The Ohio State offense is coming off back-to-back weeks with 200-or-more yards rushing, and in five conference games the Buckeyes have not been held below 181 yards on the ground.

Wisconsin, on the other hand, enters the game eighth in the Big Ten in rushing defense during conference play. The Badgers were great against Iowa (59 yards) but Michigan State (241 yards), Illinois (289) and Penn State (221) all gashed the Badgers, who last week gave up 145 yards on the ground to a below-average rushing unit from Indiana.

But the Badgers can't pay extra attention to the Buckeye running game because Ohio State has been almost perfectly balanced offensively in conference play (212 yards passing, 210 rushing per game).

Bielema told reporters Monday Ohio State's offense thrives on its athleticism – including along the offensive line – and the decisions quarterback Todd Boeckman is making.

"You know, you have a guard (Steve Rehring) that weighs 345 pounds and runs very, very well," Bielema said. "It was interesting, when I was doing my TV show on Sunday, we were watching a celebration in the end zone where you saw their left tackle (Alex Boone) basically jump over the head of a wide receiver while he (Brian Hartline) was standing straight up.
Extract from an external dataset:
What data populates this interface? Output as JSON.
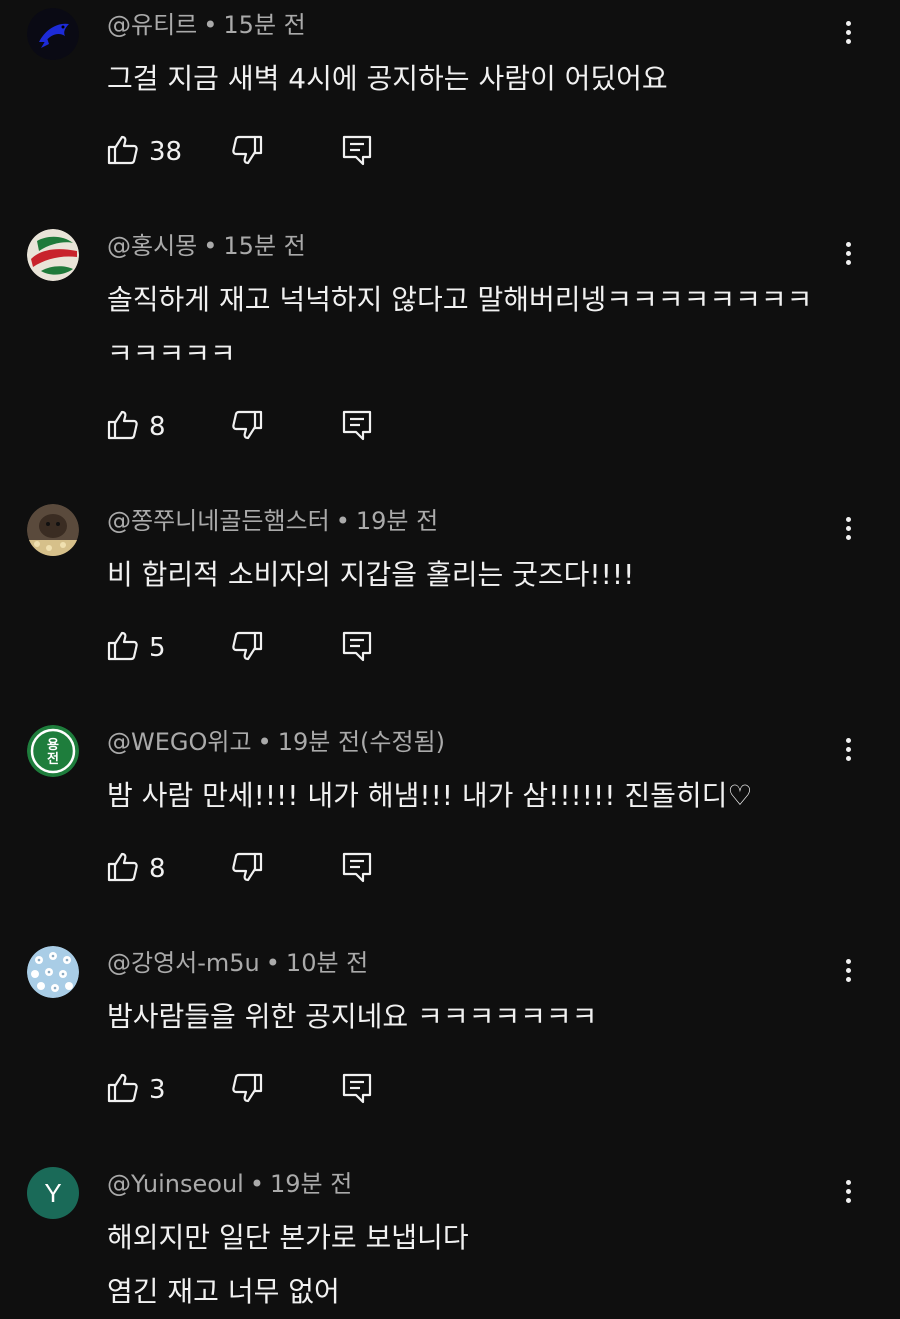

Our guys can't do that. "So I mean, they're very, very physical and very talented… And obviously, it all starts with the quarterback and the way he's playing. It speaks volumes about their offense and what they're able to do." The Badgers, by the way, are coming off back-to-back outstanding defensive efforts.

5. Can the Buckeyes finally make some progress in the kickoff department?
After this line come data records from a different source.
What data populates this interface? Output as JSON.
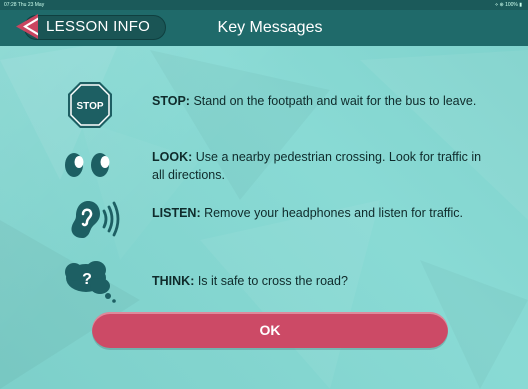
{
  "statusbar": {
    "time": "07:28  Thu 23 May",
    "indicators": "⋄ ⊕ 100% ▮"
  },
  "header": {
    "back_label": "LESSON INFO",
    "title": "Key Messages"
  },
  "messages": [
    {
      "keyword": "STOP:",
      "text": " Stand on the footpath and wait for the bus to leave.",
      "icon": "stop-sign-icon",
      "icon_label": "STOP"
    },
    {
      "keyword": "LOOK:",
      "text": " Use a nearby pedestrian crossing. Look for traffic in all directions.",
      "icon": "eyes-icon"
    },
    {
      "keyword": "LISTEN:",
      "text": " Remove your headphones and listen for traffic.",
      "icon": "ear-icon"
    },
    {
      "keyword": "THINK:",
      "text": " Is it safe to cross the road?",
      "icon": "thought-bubble-icon",
      "icon_label": "?"
    }
  ],
  "ok_button": {
    "label": "OK"
  },
  "colors": {
    "header": "#1f6a6a",
    "background": "#82d8d2",
    "ok": "#cc4a66",
    "icon": "#1d5f63"
  }
}
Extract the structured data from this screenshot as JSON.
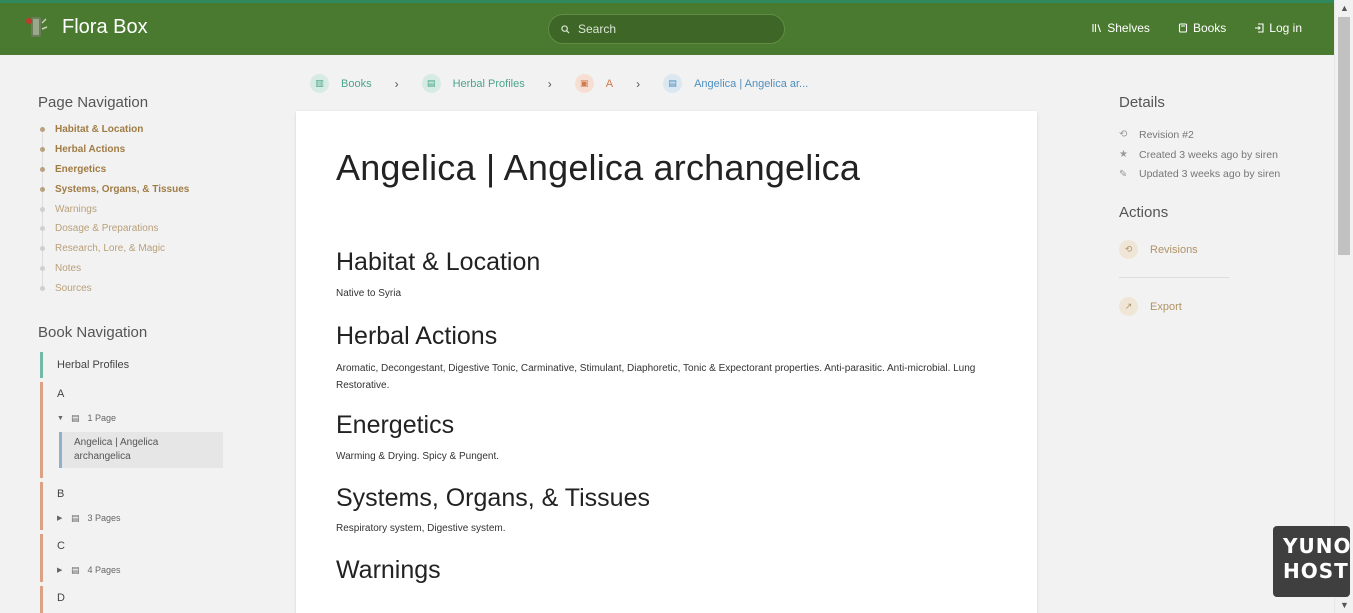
{
  "header": {
    "brand": "Flora Box",
    "search_placeholder": "Search",
    "nav": [
      {
        "label": "Shelves",
        "icon": "shelves-icon"
      },
      {
        "label": "Books",
        "icon": "book-icon"
      },
      {
        "label": "Log in",
        "icon": "login-icon"
      }
    ]
  },
  "page_nav": {
    "title": "Page Navigation",
    "items": [
      {
        "label": "Habitat & Location",
        "bold": true
      },
      {
        "label": "Herbal Actions",
        "bold": true
      },
      {
        "label": "Energetics",
        "bold": true
      },
      {
        "label": "Systems, Organs, & Tissues",
        "bold": true
      },
      {
        "label": "Warnings",
        "bold": false
      },
      {
        "label": "Dosage & Preparations",
        "bold": false
      },
      {
        "label": "Research, Lore, & Magic",
        "bold": false
      },
      {
        "label": "Notes",
        "bold": false
      },
      {
        "label": "Sources",
        "bold": false
      }
    ]
  },
  "book_nav": {
    "title": "Book Navigation",
    "book": "Herbal Profiles",
    "chapters": [
      {
        "name": "A",
        "count": "1 Page",
        "expanded": true,
        "pages": [
          "Angelica | Angelica archangelica"
        ]
      },
      {
        "name": "B",
        "count": "3 Pages",
        "expanded": false
      },
      {
        "name": "C",
        "count": "4 Pages",
        "expanded": false
      },
      {
        "name": "D",
        "count": "",
        "expanded": false
      }
    ]
  },
  "breadcrumb": [
    {
      "label": "Books",
      "color": "#4aa58b",
      "bg": "#d6ebe4"
    },
    {
      "label": "Herbal Profiles",
      "color": "#4aa58b",
      "bg": "#d6ebe4"
    },
    {
      "label": "A",
      "color": "#d07a4e",
      "bg": "#f6dfd2"
    },
    {
      "label": "Angelica | Angelica ar...",
      "color": "#4e8fbd",
      "bg": "#dbe7f1"
    }
  ],
  "content": {
    "title": "Angelica | Angelica archangelica",
    "sections": [
      {
        "heading": "Habitat & Location",
        "text": "Native to Syria"
      },
      {
        "heading": "Herbal Actions",
        "text": "Aromatic, Decongestant, Digestive Tonic, Carminative, Stimulant, Diaphoretic, Tonic & Expectorant properties. Anti-parasitic. Anti-microbial. Lung Restorative."
      },
      {
        "heading": "Energetics",
        "text": "Warming & Drying. Spicy & Pungent."
      },
      {
        "heading": "Systems, Organs, & Tissues",
        "text": " Respiratory system, Digestive system."
      },
      {
        "heading": "Warnings",
        "text": ""
      }
    ]
  },
  "details": {
    "title": "Details",
    "revision": "Revision #2",
    "created": "Created 3 weeks ago by siren",
    "updated": "Updated 3 weeks ago by siren"
  },
  "actions": {
    "title": "Actions",
    "revisions": "Revisions",
    "export": "Export"
  },
  "yunohost": {
    "line1": "YUNO",
    "line2": "HOST"
  },
  "colors": {
    "header": "#4a7a2f",
    "accent": "#b09365"
  }
}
If there is anything the Buckeyes do not do well, it is return kicks. They are last in the Big Ten in that area, averaging just 14.6 yards per return.

Of course, Ohio State hasn't had much trouble producing points, so the attention has gone to the other side of the kickoff equation.

The Buckeye defense has been stingy all year, but a pair of touchdowns on kickoff returns has dragged down the team's scoring defense.

Ohio State is fifth in net kicking average.

The Badgers have not exactly excelled in the return game – they rank eighth in the conference – but only Illinois has averaged a better net kicking average.